Com o avanço da inteligência artificial e da transformação digital, o setor automotivo tem recorrido cada vez mais a pesquisadores acadêmicos para acelerar projetos de pesquisa, desenvolvimento e inovação (PD&I).
Uma das principais portas de entrada é o programa Inova Talentos, do Instituto Euvaldo Lodi (IEL), que conecta pesquisadores à indústria para atuarem exclusivamente em pesquisas para solucionar problemas reais de empresas automotivas.
A iniciativa possibilita que as empresas incorporem talentos acadêmicos por meio de bolsas do CNPq (Conselho Nacional de Desenvolvimento Científico e Tecnológico) ou IPT (Instituto de Pesquisas Tecnológicas), com duração de 12 até 24 meses.
Pesquisa acadêmica gera resultados significativos na indústria
A Bosch é uma das empresas que utilizam o programa para aproximar a pesquisa acadêmica das demandas da indústria, transformando estudos em aplicações práticas.
Desde 2014, a empresa aprovou mais de 530 bolsas para mais de 390 bolsistas (de graduandos a doutores) dedicados exclusivamente a projetos de P&D de diversas áreas como, produção, processo organizacional, governança, digitalização e, atualmente, inteligência artificial.
Com recorte de diversidade, 27% dos bolsistas são mulheres, sendo maior parte das vagas para a área de engenharia.
Segundo a consultora de inovação da Bosch, Natália Strassburger, que atua com o Inova Talentos há sete anos, os resultados obtidos pelos projetos trouxeram benefícios tão relevantes que a empresa reteve 30% dos bolsistas.

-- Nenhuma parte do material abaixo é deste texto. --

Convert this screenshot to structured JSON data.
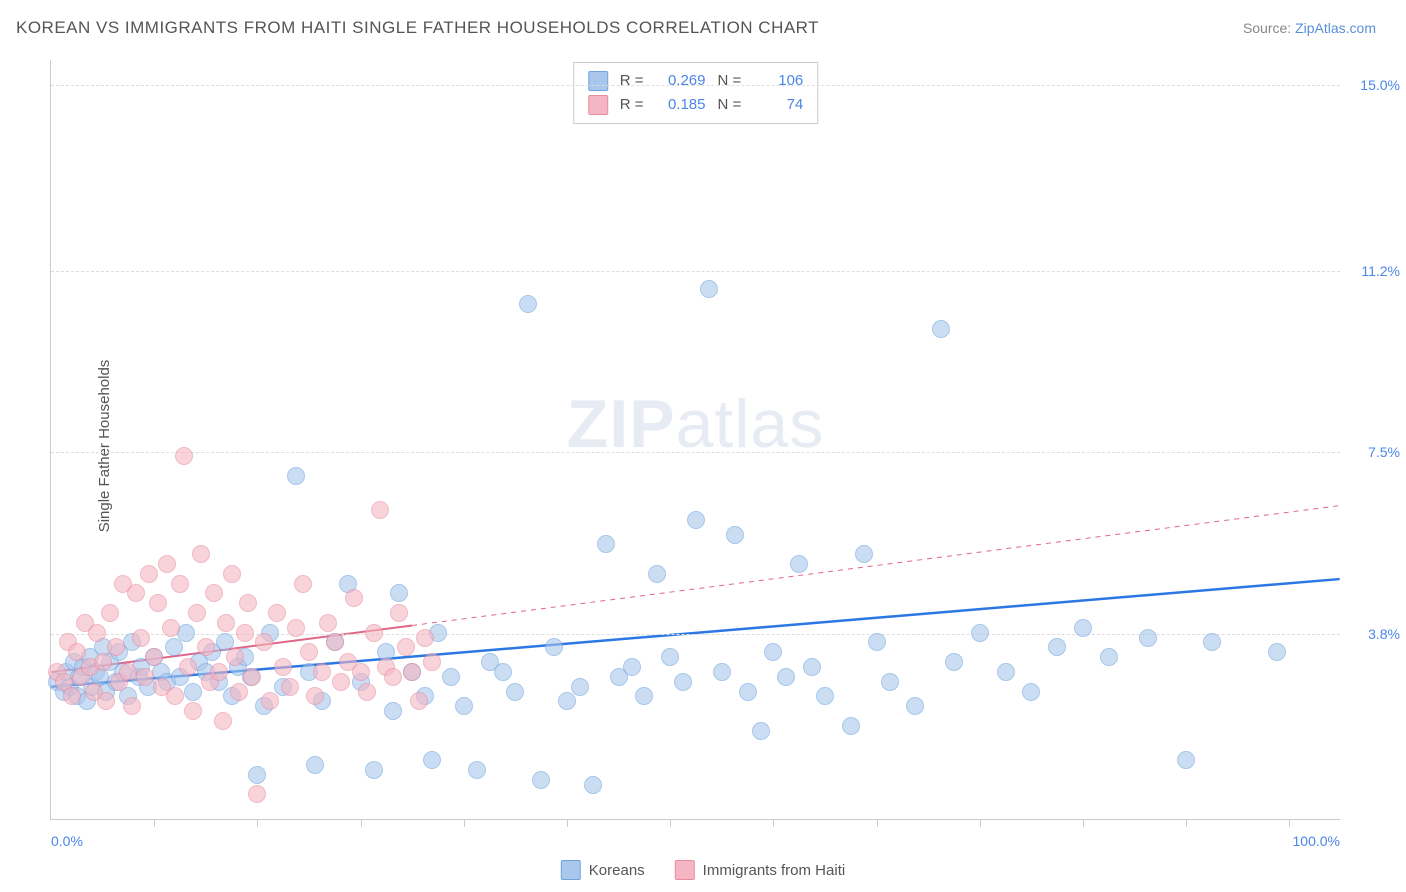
{
  "title": "KOREAN VS IMMIGRANTS FROM HAITI SINGLE FATHER HOUSEHOLDS CORRELATION CHART",
  "source_prefix": "Source: ",
  "source_link": "ZipAtlas.com",
  "ylabel": "Single Father Households",
  "watermark_zip": "ZIP",
  "watermark_atlas": "atlas",
  "chart": {
    "type": "scatter",
    "background_color": "#ffffff",
    "grid_color": "#dddddd",
    "xlim": [
      0,
      100
    ],
    "ylim": [
      0,
      15.5
    ],
    "x_min_label": "0.0%",
    "x_max_label": "100.0%",
    "xtick_positions": [
      8,
      16,
      24,
      32,
      40,
      48,
      56,
      64,
      72,
      80,
      88,
      96
    ],
    "yticks": [
      {
        "value": 3.8,
        "label": "3.8%"
      },
      {
        "value": 7.5,
        "label": "7.5%"
      },
      {
        "value": 11.2,
        "label": "11.2%"
      },
      {
        "value": 15.0,
        "label": "15.0%"
      }
    ],
    "ytick_color": "#4a86e8",
    "ytick_fontsize": 14,
    "marker_radius": 9,
    "marker_stroke_width": 1,
    "series": [
      {
        "name": "Koreans",
        "fill_color": "#a9c7ec",
        "stroke_color": "#6fa3dd",
        "fill_opacity": 0.6,
        "R_label": "R = ",
        "R_value": "0.269",
        "N_label": "N = ",
        "N_value": "106",
        "trend": {
          "x1": 0,
          "y1": 2.7,
          "x2": 100,
          "y2": 4.9,
          "color": "#2b78e4",
          "width": 2.5,
          "dash_after": 100
        },
        "points": [
          [
            0.5,
            2.8
          ],
          [
            1,
            2.6
          ],
          [
            1.2,
            3.0
          ],
          [
            1.5,
            2.7
          ],
          [
            1.8,
            3.2
          ],
          [
            2,
            2.5
          ],
          [
            2.2,
            2.9
          ],
          [
            2.5,
            3.1
          ],
          [
            2.8,
            2.4
          ],
          [
            3,
            3.3
          ],
          [
            3.2,
            2.7
          ],
          [
            3.5,
            3.0
          ],
          [
            3.8,
            2.9
          ],
          [
            4,
            3.5
          ],
          [
            4.3,
            2.6
          ],
          [
            4.6,
            3.2
          ],
          [
            5,
            2.8
          ],
          [
            5.3,
            3.4
          ],
          [
            5.6,
            3.0
          ],
          [
            6,
            2.5
          ],
          [
            6.3,
            3.6
          ],
          [
            6.8,
            2.9
          ],
          [
            7,
            3.1
          ],
          [
            7.5,
            2.7
          ],
          [
            8,
            3.3
          ],
          [
            8.5,
            3.0
          ],
          [
            9,
            2.8
          ],
          [
            9.5,
            3.5
          ],
          [
            10,
            2.9
          ],
          [
            10.5,
            3.8
          ],
          [
            11,
            2.6
          ],
          [
            11.5,
            3.2
          ],
          [
            12,
            3.0
          ],
          [
            12.5,
            3.4
          ],
          [
            13,
            2.8
          ],
          [
            13.5,
            3.6
          ],
          [
            14,
            2.5
          ],
          [
            14.5,
            3.1
          ],
          [
            15,
            3.3
          ],
          [
            15.5,
            2.9
          ],
          [
            16,
            0.9
          ],
          [
            16.5,
            2.3
          ],
          [
            17,
            3.8
          ],
          [
            18,
            2.7
          ],
          [
            19,
            7.0
          ],
          [
            20,
            3.0
          ],
          [
            20.5,
            1.1
          ],
          [
            21,
            2.4
          ],
          [
            22,
            3.6
          ],
          [
            23,
            4.8
          ],
          [
            24,
            2.8
          ],
          [
            25,
            1.0
          ],
          [
            26,
            3.4
          ],
          [
            26.5,
            2.2
          ],
          [
            27,
            4.6
          ],
          [
            28,
            3.0
          ],
          [
            29,
            2.5
          ],
          [
            29.5,
            1.2
          ],
          [
            30,
            3.8
          ],
          [
            31,
            2.9
          ],
          [
            32,
            2.3
          ],
          [
            33,
            1.0
          ],
          [
            34,
            3.2
          ],
          [
            35,
            3.0
          ],
          [
            36,
            2.6
          ],
          [
            37,
            10.5
          ],
          [
            38,
            0.8
          ],
          [
            39,
            3.5
          ],
          [
            40,
            2.4
          ],
          [
            41,
            2.7
          ],
          [
            42,
            0.7
          ],
          [
            43,
            5.6
          ],
          [
            44,
            2.9
          ],
          [
            45,
            3.1
          ],
          [
            46,
            2.5
          ],
          [
            47,
            5.0
          ],
          [
            48,
            3.3
          ],
          [
            49,
            2.8
          ],
          [
            50,
            6.1
          ],
          [
            51,
            10.8
          ],
          [
            52,
            3.0
          ],
          [
            53,
            5.8
          ],
          [
            54,
            2.6
          ],
          [
            55,
            1.8
          ],
          [
            56,
            3.4
          ],
          [
            57,
            2.9
          ],
          [
            58,
            5.2
          ],
          [
            59,
            3.1
          ],
          [
            60,
            2.5
          ],
          [
            62,
            1.9
          ],
          [
            63,
            5.4
          ],
          [
            64,
            3.6
          ],
          [
            65,
            2.8
          ],
          [
            67,
            2.3
          ],
          [
            69,
            10.0
          ],
          [
            70,
            3.2
          ],
          [
            72,
            3.8
          ],
          [
            74,
            3.0
          ],
          [
            76,
            2.6
          ],
          [
            78,
            3.5
          ],
          [
            80,
            3.9
          ],
          [
            82,
            3.3
          ],
          [
            85,
            3.7
          ],
          [
            88,
            1.2
          ],
          [
            90,
            3.6
          ],
          [
            95,
            3.4
          ]
        ]
      },
      {
        "name": "Immigrants from Haiti",
        "fill_color": "#f4b6c2",
        "stroke_color": "#e88ba0",
        "fill_opacity": 0.6,
        "R_label": "R = ",
        "R_value": "0.185",
        "N_label": "N = ",
        "N_value": "74",
        "trend": {
          "x1": 0,
          "y1": 3.0,
          "x2": 100,
          "y2": 6.4,
          "color": "#e06688",
          "width": 2,
          "dash_after": 28
        },
        "points": [
          [
            0.5,
            3.0
          ],
          [
            1,
            2.8
          ],
          [
            1.3,
            3.6
          ],
          [
            1.6,
            2.5
          ],
          [
            2,
            3.4
          ],
          [
            2.3,
            2.9
          ],
          [
            2.6,
            4.0
          ],
          [
            3,
            3.1
          ],
          [
            3.3,
            2.6
          ],
          [
            3.6,
            3.8
          ],
          [
            4,
            3.2
          ],
          [
            4.3,
            2.4
          ],
          [
            4.6,
            4.2
          ],
          [
            5,
            3.5
          ],
          [
            5.3,
            2.8
          ],
          [
            5.6,
            4.8
          ],
          [
            6,
            3.0
          ],
          [
            6.3,
            2.3
          ],
          [
            6.6,
            4.6
          ],
          [
            7,
            3.7
          ],
          [
            7.3,
            2.9
          ],
          [
            7.6,
            5.0
          ],
          [
            8,
            3.3
          ],
          [
            8.3,
            4.4
          ],
          [
            8.6,
            2.7
          ],
          [
            9,
            5.2
          ],
          [
            9.3,
            3.9
          ],
          [
            9.6,
            2.5
          ],
          [
            10,
            4.8
          ],
          [
            10.3,
            7.4
          ],
          [
            10.6,
            3.1
          ],
          [
            11,
            2.2
          ],
          [
            11.3,
            4.2
          ],
          [
            11.6,
            5.4
          ],
          [
            12,
            3.5
          ],
          [
            12.3,
            2.8
          ],
          [
            12.6,
            4.6
          ],
          [
            13,
            3.0
          ],
          [
            13.3,
            2.0
          ],
          [
            13.6,
            4.0
          ],
          [
            14,
            5.0
          ],
          [
            14.3,
            3.3
          ],
          [
            14.6,
            2.6
          ],
          [
            15,
            3.8
          ],
          [
            15.3,
            4.4
          ],
          [
            15.6,
            2.9
          ],
          [
            16,
            0.5
          ],
          [
            16.5,
            3.6
          ],
          [
            17,
            2.4
          ],
          [
            17.5,
            4.2
          ],
          [
            18,
            3.1
          ],
          [
            18.5,
            2.7
          ],
          [
            19,
            3.9
          ],
          [
            19.5,
            4.8
          ],
          [
            20,
            3.4
          ],
          [
            20.5,
            2.5
          ],
          [
            21,
            3.0
          ],
          [
            21.5,
            4.0
          ],
          [
            22,
            3.6
          ],
          [
            22.5,
            2.8
          ],
          [
            23,
            3.2
          ],
          [
            23.5,
            4.5
          ],
          [
            24,
            3.0
          ],
          [
            24.5,
            2.6
          ],
          [
            25,
            3.8
          ],
          [
            25.5,
            6.3
          ],
          [
            26,
            3.1
          ],
          [
            26.5,
            2.9
          ],
          [
            27,
            4.2
          ],
          [
            27.5,
            3.5
          ],
          [
            28,
            3.0
          ],
          [
            28.5,
            2.4
          ],
          [
            29,
            3.7
          ],
          [
            29.5,
            3.2
          ]
        ]
      }
    ]
  },
  "legend_bottom": {
    "items": [
      "Koreans",
      "Immigrants from Haiti"
    ]
  }
}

“Tivemos diversos ganhos quantitativos, em processo produtivo, atividades administrativas, projetos de digitalização, ganho organizacional em projetos de governança”, afirmou ela.
Um dos exemplos é na área de remanufatura de componentes a diesel. Com um bolsista dedicado a pesquisar novos conceitos na área de sustentabilidade, a empresa conseguiu desenvolver novos métodos de limpeza de peças.

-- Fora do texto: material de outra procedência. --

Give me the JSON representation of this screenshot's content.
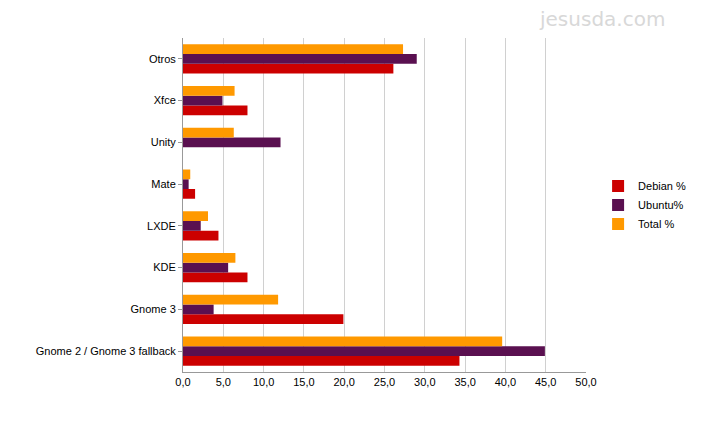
{
  "chart_data": {
    "type": "bar",
    "orientation": "horizontal",
    "categories": [
      "Gnome 2 / Gnome 3 fallback",
      "Gnome 3",
      "KDE",
      "LXDE",
      "Mate",
      "Unity",
      "Xfce",
      "Otros"
    ],
    "series": [
      {
        "name": "Debian %",
        "color": "#cc0000",
        "values": [
          34.3,
          19.9,
          8.0,
          4.4,
          1.5,
          0,
          8.0,
          26.1
        ]
      },
      {
        "name": "Ubuntu%",
        "color": "#5a1050",
        "values": [
          44.9,
          3.8,
          5.6,
          2.2,
          0.7,
          12.1,
          4.9,
          29.0
        ]
      },
      {
        "name": "Total %",
        "color": "#ff9900",
        "values": [
          39.6,
          11.8,
          6.5,
          3.1,
          0.9,
          6.3,
          6.4,
          27.3
        ]
      }
    ],
    "xlim": [
      0,
      50
    ],
    "xticks": [
      {
        "value": 0,
        "label": "0,0"
      },
      {
        "value": 5,
        "label": "5,0"
      },
      {
        "value": 10,
        "label": "10,0"
      },
      {
        "value": 15,
        "label": "15,0"
      },
      {
        "value": 20,
        "label": "20,0"
      },
      {
        "value": 25,
        "label": "25,0"
      },
      {
        "value": 30,
        "label": "30,0"
      },
      {
        "value": 35,
        "label": "35,0"
      },
      {
        "value": 40,
        "label": "40,0"
      },
      {
        "value": 45,
        "label": "45,0"
      },
      {
        "value": 50,
        "label": "50,0"
      }
    ],
    "grid": true,
    "legend": "right",
    "annotations": [
      "jesusda.com"
    ]
  }
}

“A academia tem um perfil muito diferente da indústria, e eles trazem uma visão diferente do que estamos acostumados no dia a dia. Isso oxigena as equipes e traz multidisciplinariedade contribuindo para resolver todos os problemas.”
IA amplia demanda por pesquisadores
A Bosch vai investir R$ 1 bilhão em 2026 para projetos de digitalização, pesquisa, desenvolvimento e expansão industrial.

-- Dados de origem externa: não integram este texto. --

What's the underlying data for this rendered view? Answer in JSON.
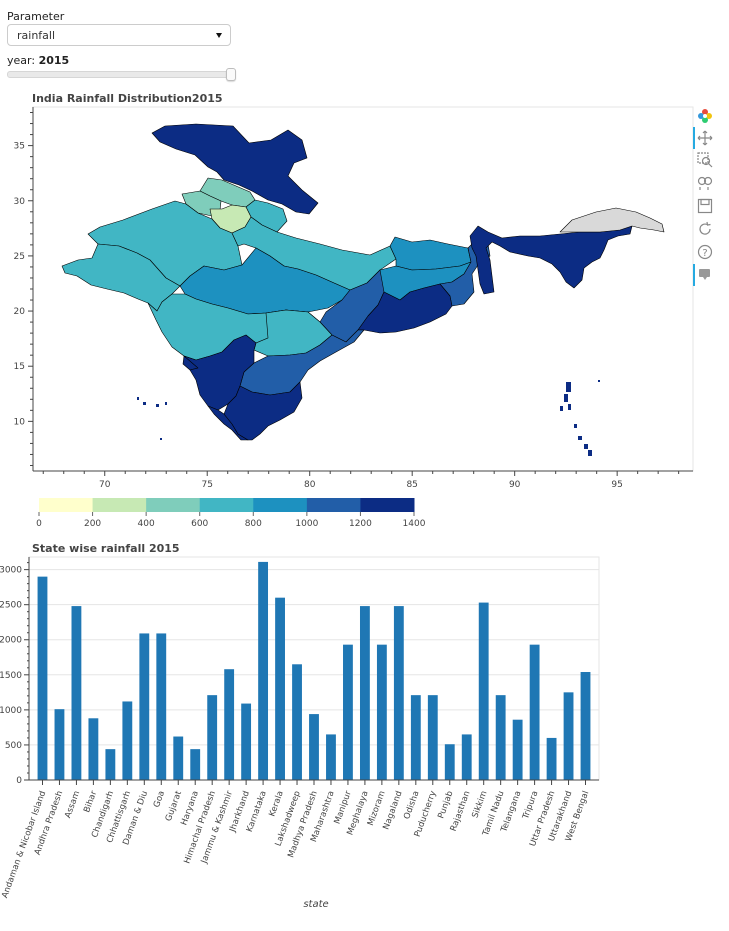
{
  "widgets": {
    "parameter_label": "Parameter",
    "parameter_value": "rainfall",
    "year_label": "year: ",
    "year_value": "2015"
  },
  "toolbar": {
    "tools": [
      "bokeh-logo-icon",
      "pan-icon",
      "box-zoom-icon",
      "wheel-zoom-icon",
      "save-icon",
      "reset-icon",
      "help-icon",
      "hover-icon"
    ]
  },
  "colors": {
    "palette": [
      "#ffffcc",
      "#c7e9b4",
      "#7fcdbb",
      "#41b6c4",
      "#1d91c0",
      "#225ea8",
      "#0c2c84"
    ],
    "bar": "#1f77b4",
    "no_data": "#d9d9d9"
  },
  "chart_data": [
    {
      "type": "choropleth-map",
      "title": "India Rainfall Distribution2015",
      "x_ticks": [
        70,
        75,
        80,
        85,
        90,
        95
      ],
      "y_ticks": [
        10,
        15,
        20,
        25,
        30,
        35
      ],
      "xlim": [
        66.5,
        98.7
      ],
      "ylim": [
        5.5,
        38.5
      ],
      "colorbar": {
        "ticks": [
          0,
          200,
          400,
          600,
          800,
          1000,
          1200,
          1400
        ]
      }
    },
    {
      "type": "bar",
      "title": "State wise rainfall 2015",
      "xlabel": "state",
      "ylabel": "",
      "ylim": [
        0,
        3180
      ],
      "y_ticks": [
        0,
        500,
        1000,
        1500,
        2000,
        2500,
        3000
      ],
      "categories": [
        "Andaman & Nicobar Island",
        "Andhra Pradesh",
        "Assam",
        "Bihar",
        "Chandigarh",
        "Chhattisgarh",
        "Daman & Diu",
        "Goa",
        "Gujarat",
        "Haryana",
        "Himachal Pradesh",
        "Jammu & Kashmir",
        "Jharkhand",
        "Karnataka",
        "Kerala",
        "Lakshadweep",
        "Madhya Pradesh",
        "Maharashtra",
        "Manipur",
        "Meghalaya",
        "Mizoram",
        "Nagaland",
        "Odisha",
        "Puducherry",
        "Punjab",
        "Rajasthan",
        "Sikkim",
        "Tamil Nadu",
        "Telangana",
        "Tripura",
        "Uttar Pradesh",
        "Uttarakhand",
        "West Bengal"
      ],
      "values": [
        2900,
        1010,
        2480,
        880,
        440,
        1120,
        2090,
        2090,
        620,
        440,
        1210,
        1580,
        1090,
        3110,
        2600,
        1650,
        940,
        650,
        1930,
        2480,
        1930,
        2480,
        1210,
        1210,
        510,
        650,
        2530,
        1210,
        860,
        1930,
        600,
        1250,
        1540
      ]
    }
  ]
}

Nesse sentido, segundo o CEO, Gastón Diaz Perez, em entrevista exclusiva à AB, a formação de talentos é um dos pilares da estratégia da empresa para a transformação tecnológica e uso de inteligência artificial.
A expansão da IA, conectividade e digitalização tem aumentado a demanda pela formação e contratação de talentos. Atualmente, são 1.300 colaboradores atuando na área digital, além da formação contínua de talentos.
No Inova Talentos, atualmente a Bosch conta com um projeto de 15 bolsistas para atuar com IA, o maior grupo de bolsistas na companhia.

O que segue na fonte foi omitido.